Intelligent control of hybrid energy storage system using NARX-RBF neural network techniques for microgrid energy management
Zaidi Sarra, Bouziane Meliani, Riyadh Bouddou, Habib Benbouhenni, Saad Mekhilef, Z. M. S. Elbarbary
Abstract
This article presents an energy management strategy (EMS) for a hybrid energy storage system (HESS) within a direct current (DC) microgrid (MG). The system under study comprises a photovoltaic (PV) system and a HESS, which includes a battery energy storage system (BESS) and a supercapacitor (SC). This SC is employed to reduce the effects of high transitional current charge/discharge rates on the BESS, therefore balancing transient power imbalances.

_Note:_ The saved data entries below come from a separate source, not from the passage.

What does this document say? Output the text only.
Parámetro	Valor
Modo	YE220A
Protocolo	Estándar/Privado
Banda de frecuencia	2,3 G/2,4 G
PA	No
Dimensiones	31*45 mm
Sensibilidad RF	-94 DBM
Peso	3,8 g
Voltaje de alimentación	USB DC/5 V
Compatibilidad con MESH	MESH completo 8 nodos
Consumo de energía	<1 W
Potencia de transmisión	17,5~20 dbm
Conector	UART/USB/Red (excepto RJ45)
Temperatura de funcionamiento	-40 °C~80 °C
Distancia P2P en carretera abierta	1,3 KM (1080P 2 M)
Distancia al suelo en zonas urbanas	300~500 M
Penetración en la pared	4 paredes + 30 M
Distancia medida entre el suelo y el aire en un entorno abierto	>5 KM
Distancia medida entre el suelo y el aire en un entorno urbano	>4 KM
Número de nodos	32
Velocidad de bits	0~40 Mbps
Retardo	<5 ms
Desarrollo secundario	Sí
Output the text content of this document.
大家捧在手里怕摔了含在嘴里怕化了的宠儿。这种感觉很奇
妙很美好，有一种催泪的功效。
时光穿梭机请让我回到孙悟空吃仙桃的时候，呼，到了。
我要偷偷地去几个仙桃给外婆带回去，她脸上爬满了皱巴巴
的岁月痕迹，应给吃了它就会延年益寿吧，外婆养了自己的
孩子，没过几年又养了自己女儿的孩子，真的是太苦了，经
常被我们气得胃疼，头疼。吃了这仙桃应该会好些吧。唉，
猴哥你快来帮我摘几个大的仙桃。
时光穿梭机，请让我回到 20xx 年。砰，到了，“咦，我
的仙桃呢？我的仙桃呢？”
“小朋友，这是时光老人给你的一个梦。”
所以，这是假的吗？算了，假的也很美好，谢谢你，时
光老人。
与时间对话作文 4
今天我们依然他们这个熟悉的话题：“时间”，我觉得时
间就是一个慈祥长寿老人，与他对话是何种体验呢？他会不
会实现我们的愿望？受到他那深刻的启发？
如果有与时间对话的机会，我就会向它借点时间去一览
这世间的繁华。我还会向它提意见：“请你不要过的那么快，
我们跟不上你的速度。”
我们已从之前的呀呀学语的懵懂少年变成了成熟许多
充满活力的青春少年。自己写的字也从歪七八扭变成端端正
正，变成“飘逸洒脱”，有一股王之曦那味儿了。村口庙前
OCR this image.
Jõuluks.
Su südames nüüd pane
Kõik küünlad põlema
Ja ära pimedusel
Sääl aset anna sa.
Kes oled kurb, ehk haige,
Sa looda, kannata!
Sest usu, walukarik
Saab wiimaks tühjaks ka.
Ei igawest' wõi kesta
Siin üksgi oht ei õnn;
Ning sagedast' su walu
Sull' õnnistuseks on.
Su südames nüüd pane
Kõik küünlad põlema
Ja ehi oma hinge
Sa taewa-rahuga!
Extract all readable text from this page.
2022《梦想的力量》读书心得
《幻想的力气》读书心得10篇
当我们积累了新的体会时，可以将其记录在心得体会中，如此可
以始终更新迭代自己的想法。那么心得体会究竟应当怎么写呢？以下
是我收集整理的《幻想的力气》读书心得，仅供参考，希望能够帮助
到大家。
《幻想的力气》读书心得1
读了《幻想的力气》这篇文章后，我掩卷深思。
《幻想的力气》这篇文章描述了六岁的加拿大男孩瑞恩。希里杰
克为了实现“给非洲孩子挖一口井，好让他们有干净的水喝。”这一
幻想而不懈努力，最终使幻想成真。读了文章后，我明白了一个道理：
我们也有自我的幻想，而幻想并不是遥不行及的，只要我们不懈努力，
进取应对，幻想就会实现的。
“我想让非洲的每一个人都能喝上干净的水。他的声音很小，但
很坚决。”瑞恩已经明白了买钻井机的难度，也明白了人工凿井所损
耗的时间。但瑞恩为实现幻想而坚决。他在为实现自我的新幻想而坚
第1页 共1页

The proposed control approach is primarily designed to control battery discharge and charging cycles through the use of a nonlinear autoregressive exogenous input neural network (NARX). The proposed controller can additionally maintain the state of charge (SOC) of the battery within tolerable limits for a long time. The EMS attempts to reduce loads and deep discharges by decreasing PV generation to prolong the life of BESS. With a high gain converter, the radial basis function neural network (RBFNN) is used for maximum power point tracking (MPPT). This technique reduces the input current ripple and the voltage stress on power semiconductor devices to predict the duty cycle value. The RBF achieves an efficiency of 97.25 %. The performance of the proposed algorithm is examined under different irradiations and load variations. MATLAB was used to model 5 KW of the PV generator and the HESS system. The findings show how well the control strategy stabilizes DC bond voltage and lowers HESS-SOC stresses in both transitional and steady-state scenarios.